Zie ook Aanhangsel Handelingen, vergaderjaar 2019–2020, nr. 219.
Vraag 1
Bent u bekend met het bericht «Commotie na hard optreden politie Utrecht tegen dronken
studenten»1 en het filmpje waarin een van de aanhoudingen wordt verricht?
Antwoord 1
Ja.
Vraag 2
Is naar uw oordeel de aanpak van de agenten, waarin een persoon van ongeveer rond
de 20, hardhandig door een agent tegen de grond wordt gewerkt en zeker enige tijd
met een armklem wordt vastgehouden en vervolgens zelfs met een been de nek van de
persoon in kwestie klemt, terwijl meerdere malen door deze persoon «auw» wordt gezegd,
proportioneel?
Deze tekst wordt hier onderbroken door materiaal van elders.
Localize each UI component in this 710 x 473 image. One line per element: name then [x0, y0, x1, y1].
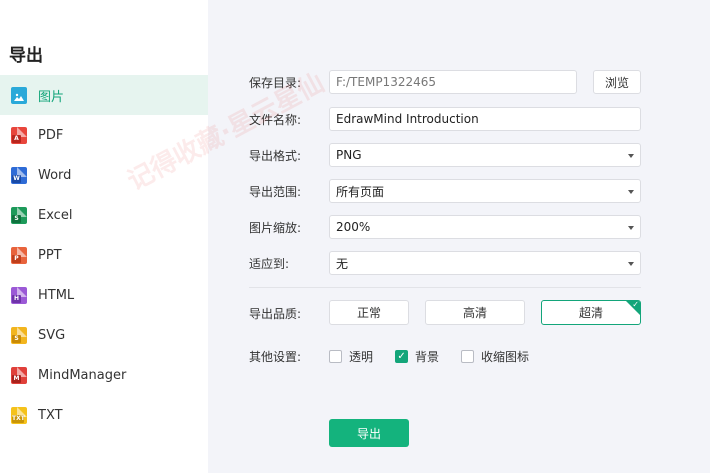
txt-file-icon: TXT [11, 406, 27, 424]
sidebar-item-image[interactable]: 图片 [0, 75, 208, 115]
html-file-icon: H [11, 286, 27, 304]
quality-uhd-button[interactable]: 超清 ✓ [541, 300, 641, 325]
sidebar-item-label: PPT [38, 247, 62, 263]
format-label: 导出格式: [249, 148, 302, 163]
sidebar-title: 导出 [9, 46, 43, 66]
sidebar-item-label: Word [38, 167, 72, 183]
background-checkbox[interactable] [395, 350, 409, 363]
excel-file-icon: S [11, 206, 27, 224]
quality-label: 导出品质: [249, 307, 302, 321]
fit-row: 适应到: 无 [249, 251, 641, 275]
range-value: 所有页面 [336, 184, 385, 199]
mindmanager-file-icon: M [11, 366, 27, 384]
quality-normal-button[interactable]: 正常 [329, 300, 409, 325]
scale-label: 图片缩放: [249, 220, 302, 235]
fit-select[interactable]: 无 [329, 251, 641, 275]
fit-label: 适应到: [249, 256, 290, 271]
image-icon [11, 86, 27, 104]
background-label: 背景 [415, 350, 440, 364]
sidebar-item-word[interactable]: W Word [0, 155, 208, 195]
other-label: 其他设置: [249, 350, 302, 364]
section-divider [249, 287, 641, 288]
save-dir-input[interactable]: F:/TEMP1322465 [329, 70, 577, 94]
sidebar-item-label: PDF [38, 127, 64, 143]
chevron-down-icon [628, 226, 634, 230]
ppt-file-icon: P [11, 246, 27, 264]
filename-label: 文件名称: [249, 112, 302, 127]
transparent-checkbox[interactable] [329, 350, 342, 363]
transparent-option[interactable]: 透明 [329, 348, 373, 365]
scale-row: 图片缩放: 200% [249, 215, 641, 239]
export-button[interactable]: 导出 [329, 419, 409, 447]
sidebar-item-svg[interactable]: S SVG [0, 315, 208, 355]
sidebar-item-label: Excel [38, 207, 73, 223]
sidebar-item-mindmanager[interactable]: M MindManager [0, 355, 208, 395]
scale-select[interactable]: 200% [329, 215, 641, 239]
export-sidebar: 导出 图片 A PDF W Word S Excel P PPT H HTML [0, 0, 208, 473]
save-dir-label: 保存目录: [249, 75, 302, 90]
sidebar-item-label: HTML [38, 287, 75, 303]
sidebar-item-excel[interactable]: S Excel [0, 195, 208, 235]
quality-hd-button[interactable]: 高清 [425, 300, 525, 325]
shrink-icon-checkbox[interactable] [461, 350, 475, 363]
transparent-label: 透明 [349, 350, 374, 364]
background-option[interactable]: 背景 [395, 348, 439, 365]
sidebar-item-label: 图片 [38, 89, 65, 105]
word-file-icon: W [11, 166, 27, 184]
sidebar-item-label: SVG [38, 327, 66, 343]
pdf-file-icon: A [11, 126, 27, 144]
sidebar-item-ppt[interactable]: P PPT [0, 235, 208, 275]
shrink-icon-option[interactable]: 收缩图标 [461, 348, 529, 365]
export-format-nav: 图片 A PDF W Word S Excel P PPT H HTML S S… [0, 75, 208, 435]
sidebar-item-txt[interactable]: TXT TXT [0, 395, 208, 435]
check-icon: ✓ [632, 300, 639, 309]
filename-value: EdrawMind Introduction [336, 112, 479, 126]
sidebar-item-label: TXT [38, 407, 63, 423]
fit-value: 无 [336, 256, 349, 271]
other-settings-row: 其他设置: 透明 背景 收缩图标 [249, 348, 551, 365]
save-dir-value: F:/TEMP1322465 [336, 75, 437, 89]
quality-option-label: 高清 [462, 306, 487, 320]
export-settings-panel: 保存目录: F:/TEMP1322465 浏览 文件名称: EdrawMind … [208, 0, 710, 473]
chevron-down-icon [628, 262, 634, 266]
quality-option-label: 正常 [356, 306, 381, 320]
format-row: 导出格式: PNG [249, 143, 641, 167]
save-dir-row: 保存目录: F:/TEMP1322465 [249, 70, 577, 94]
browse-button[interactable]: 浏览 [593, 70, 641, 94]
svg-file-icon: S [11, 326, 27, 344]
range-label: 导出范围: [249, 184, 302, 199]
sidebar-item-label: MindManager [38, 367, 127, 383]
filename-row: 文件名称: EdrawMind Introduction [249, 107, 641, 131]
quality-option-label: 超清 [578, 306, 603, 320]
quality-row: 导出品质: [249, 305, 329, 322]
sidebar-item-html[interactable]: H HTML [0, 275, 208, 315]
scale-value: 200% [336, 220, 371, 234]
shrink-icon-label: 收缩图标 [481, 350, 530, 364]
format-value: PNG [336, 148, 362, 162]
chevron-down-icon [628, 190, 634, 194]
format-select[interactable]: PNG [329, 143, 641, 167]
chevron-down-icon [628, 154, 634, 158]
range-select[interactable]: 所有页面 [329, 179, 641, 203]
range-row: 导出范围: 所有页面 [249, 179, 641, 203]
filename-input[interactable]: EdrawMind Introduction [329, 107, 641, 131]
sidebar-item-pdf[interactable]: A PDF [0, 115, 208, 155]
Zo ja waarom?
Antwoord 2
Laat ik voorop stellen dat mij terughoudendheid past bij de beoordeling van het gebruik
van geweld door politieambtenaren. De beantwoording van een Kamervraag leent zich
niet voor het vaststellen van de rechtmatigheid van het handelen van een politiefunctionaris.
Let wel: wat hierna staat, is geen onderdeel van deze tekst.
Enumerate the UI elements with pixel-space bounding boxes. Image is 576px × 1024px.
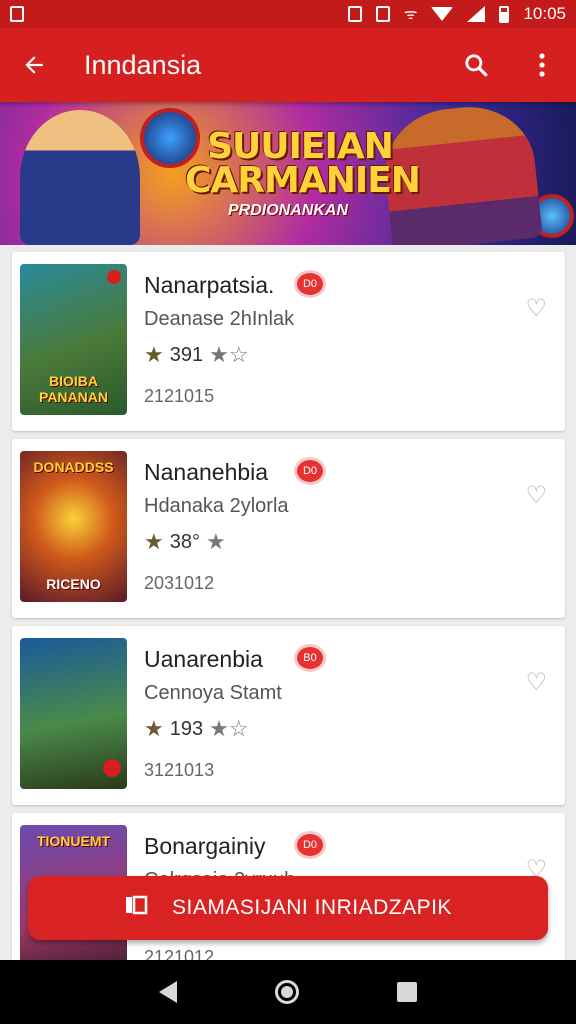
system-nav-bar [0, 960, 576, 1024]
thumb-badge [107, 270, 121, 284]
install-button[interactable]: SIAMASIJANI INRIADZAPIK [28, 876, 548, 940]
status-time: 10:05 [523, 4, 566, 23]
back-arrow-icon[interactable] [18, 49, 50, 81]
page-title: Inndansia [84, 49, 202, 80]
star-icon: ★ [144, 342, 164, 367]
app-name: Nanarpatsia. [144, 272, 275, 298]
banner-title: SUUIEIAN CARMANIEN [185, 126, 421, 201]
star-icon: ★ [144, 716, 164, 741]
book-icon [124, 894, 150, 922]
app-date: 3121013 [144, 760, 215, 780]
app-badge: D0 [294, 270, 326, 298]
list-item[interactable]: DONADDSS RICENO Nananehbia D0 Hdanaka 2y… [12, 439, 565, 618]
star-icon: ★ [144, 529, 164, 554]
star-icon: ★☆ [209, 342, 249, 367]
heart-outline-icon[interactable]: ♡ [525, 668, 547, 697]
signal-icon [467, 6, 486, 22]
star-icon: ★ [205, 529, 226, 554]
app-date: 2121015 [144, 386, 215, 406]
app-badge: D0 [294, 831, 326, 859]
banner-hero-left [20, 110, 140, 245]
install-button-label: SIAMASIJANI INRIADZAPIK [172, 896, 452, 919]
app-developer: Hdanaka 2ylorla [144, 495, 289, 517]
app-name: Bonargainiy [144, 833, 266, 859]
thumb-label: BIOIBA PANANAN [39, 373, 108, 405]
app-badge: B0 [294, 644, 326, 672]
app-name: Uanarenbia [144, 646, 263, 672]
heart-outline-icon[interactable]: ♡ [525, 294, 547, 323]
star-icon: ★☆ [209, 716, 249, 741]
vibrate-icon [347, 6, 362, 22]
sd-card-icon [375, 6, 390, 22]
battery-icon [499, 5, 510, 23]
promo-banner[interactable]: SUUIEIAN CARMANIEN PRDIONANKAN [0, 102, 576, 245]
more-vert-icon[interactable] [526, 49, 558, 81]
list-item[interactable]: Uanarenbia B0 Cennoya Stamt ★ 193 ★☆ 312… [12, 626, 565, 805]
app-developer: Cennoya Stamt [144, 682, 282, 704]
heart-outline-icon[interactable]: ♡ [525, 481, 547, 510]
rating-value: 391 [169, 343, 204, 366]
status-bar: ᯤ 10:05 [0, 0, 576, 28]
app-rating: ★ 38° ★ [144, 529, 226, 555]
app-thumbnail: BIOIBA PANANAN [20, 264, 127, 415]
app-badge: D0 [294, 457, 326, 485]
app-thumbnail [20, 638, 127, 789]
nav-back-icon[interactable] [159, 981, 177, 1003]
rating-value: 38° [169, 530, 200, 553]
app-rating: ★ 193 ★☆ [144, 716, 249, 742]
status-icons: ᯤ 10:05 [347, 4, 566, 24]
search-icon[interactable] [460, 49, 492, 81]
thumb-top-label: DONADDSS [33, 459, 114, 475]
sim-icon [10, 6, 24, 22]
app-name: Nananehbia [144, 459, 269, 485]
app-developer: Deanase 2hInlak [144, 308, 295, 330]
thumb-badge [103, 759, 121, 777]
data-icon: ᯤ [403, 6, 418, 23]
app-thumbnail: DONADDSS RICENO [20, 451, 127, 602]
thumb-label: RICENO [46, 576, 101, 592]
app-bar: Inndansia [0, 28, 576, 102]
app-rating: ★ 391 ★☆ [144, 342, 249, 368]
app-date: 2031012 [144, 573, 215, 593]
wifi-icon [431, 7, 454, 21]
thumb-label: TIONUEMT [36, 833, 111, 849]
nav-home-icon[interactable] [275, 980, 299, 1004]
rating-value: 193 [169, 717, 204, 740]
nav-recents-icon[interactable] [397, 982, 417, 1002]
list-item[interactable]: BIOIBA PANANAN Nanarpatsia. D0 Deanase 2… [12, 252, 565, 431]
banner-subtitle: PRDIONANKAN [228, 202, 348, 219]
Ik hecht er in zijn algemeenheid echter waarde aan het volgende op te merken. Politieambtenaren
die geweld gebruiken overeenkomstig hun geweldsinstructie kunnen rekenen op mijn steun.
Het gebruik van geweld is een stap die zij nooit licht nemen. Ik vertrouw daarbij
op het juiste handelen van de politieambtenaar totdat uit het oordeel van de korpschef,
de officier van justitie dan wel de rechter anders is gebleken.
Dat de politie echter soms over moet gaan tot het gebruik van geweld, als de-escaleren
niet meer werkt en de openbare orde gehandhaafd moet worden, staat voor mij buiten
kijf. Of het nu gaat om een overlast gevende trouwstoet of dronken studenten afkomstig
van een hockeyfeestje – in de weerbarstige praktijk waarin politieambtenaren opereren
en geconfronteerd worden met provocatie, aantasting van hun gezag en geweld, is de
uitvoering van de politietaak niet gemakkelijk.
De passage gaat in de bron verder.